Although interstitial cystitis research scientists do not know exactly how TENS relieves pelvic pain, it has been suggested that the electrical pulses may increase blood flow to the bladder, strengthen pelvic muscles that help control the bladder, or trigger the release of substances that block pain.
TENS is a relatively inexpensive interstitial cystitis treatment and allows people to take an active part in the treatment process. Within some guidelines, the patient decides when, how long, and at what intensity TENS will be used. It has been most helpful in relieving pain and decreasing frequency in patients with Hunner's ulcers. Smokers do not respond as well as nonsmokers. If TENS is effective, improvement is usually apparent in three to four months.
The most important test used when diagnosing interstitial cystitis is a cystoscopy done under anesthesia. This test uses an instrument called a cystoscope to see inside the bladder. A liquid or gas is then used to stretch the bladder (a technique called bladder distention).

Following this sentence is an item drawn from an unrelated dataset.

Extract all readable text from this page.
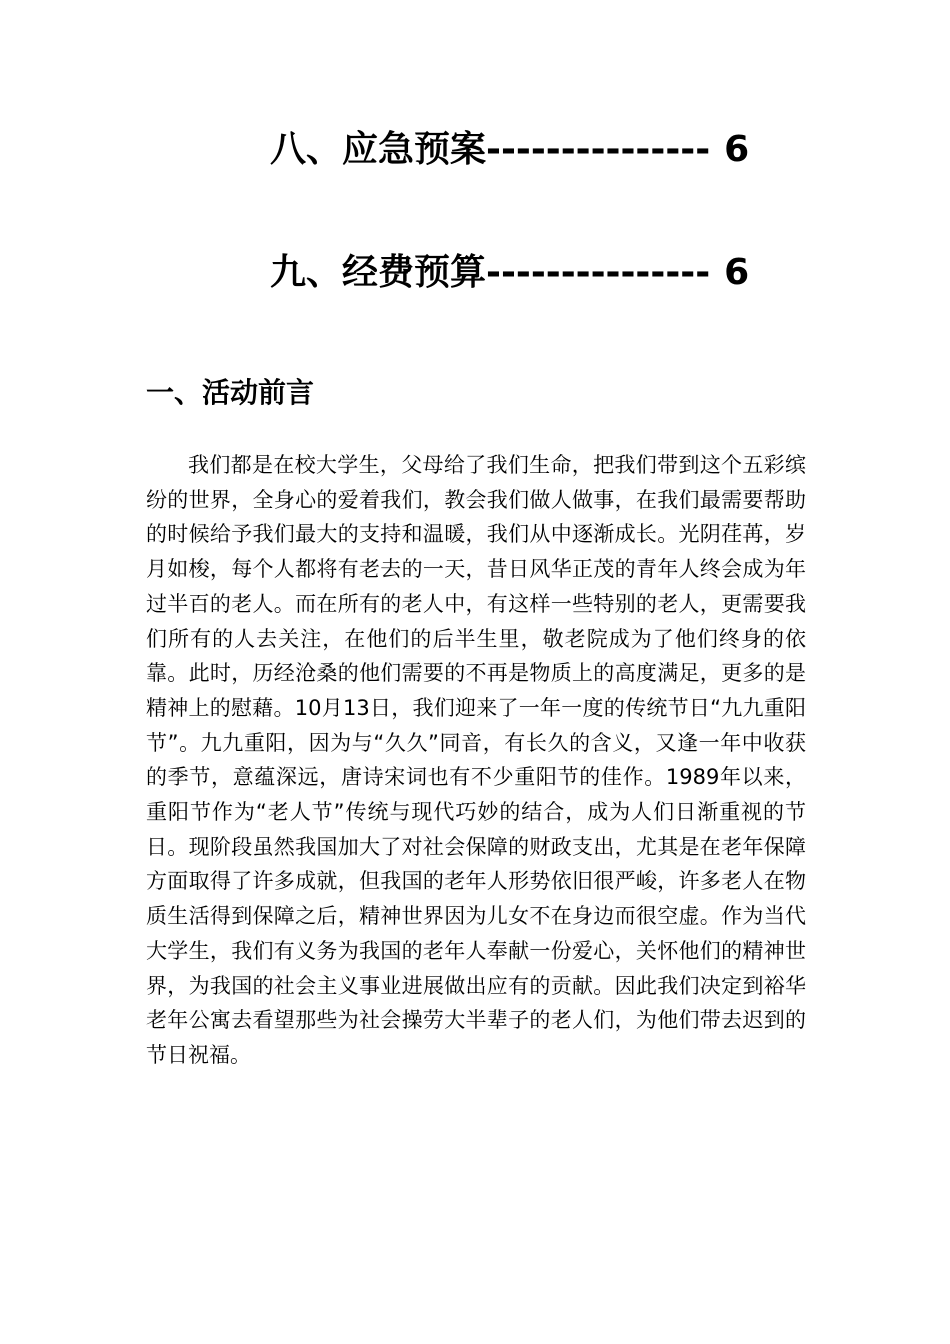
八、应急预案--------------- 6
九、经费预算--------------- 6
一、活动前言

我们都是在校大学生，父母给了我们生命，把我们带到这个五彩缤纷的世界，全身心的爱着我们，教会我们做人做事，在我们最需要帮助的时候给予我们最大的支持和温暖，我们从中逐渐成长。光阴荏苒，岁月如梭，每个人都将有老去的一天，昔日风华正茂的青年人终会成为年过半百的老人。而在所有的老人中，有这样一些特别的老人，更需要我们所有的人去关注，在他们的后半生里，敬老院成为了他们终身的依靠。此时，历经沧桑的他们需要的不再是物质上的高度满足，更多的是精神上的慰藉。10月13日，我们迎来了一年一度的传统节日“九九重阳节”。九九重阳，因为与“久久”同音，有长久的含义，又逢一年中收获的季节，意蕴深远，唐诗宋词也有不少重阳节的佳作。1989年以来，重阳节作为“老人节”传统与现代巧妙的结合，成为人们日渐重视的节日。现阶段虽然我国加大了对社会保障的财政支出，尤其是在老年保障方面取得了许多成就，但我国的老年人形势依旧很严峻，许多老人在物质生活得到保障之后，精神世界因为儿女不在身边而很空虚。作为当代大学生，我们有义务为我国的老年人奉献一份爱心，关怀他们的精神世界，为我国的社会主义事业进展做出应有的贡献。因此我们决定到裕华老年公寓去看望那些为社会操劳大半辈子的老人们，为他们带去迟到的节日祝福。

Many patients have noted an improvement in symptoms after a bladder distention is done to diagnose interstitial cystitis. In many cases, the procedure is used as both a diagnostic test and initial therapy.
Researchers are not sure why distention can be an effective treatment for interstitial cystitis, but some believe that it may increase capacity and interfere with pain signals transmitted by nerves in the bladder. Symptoms may temporarily worsen 24 to 48 hours after distention, but should return to predistention levels or improve within two to four weeks.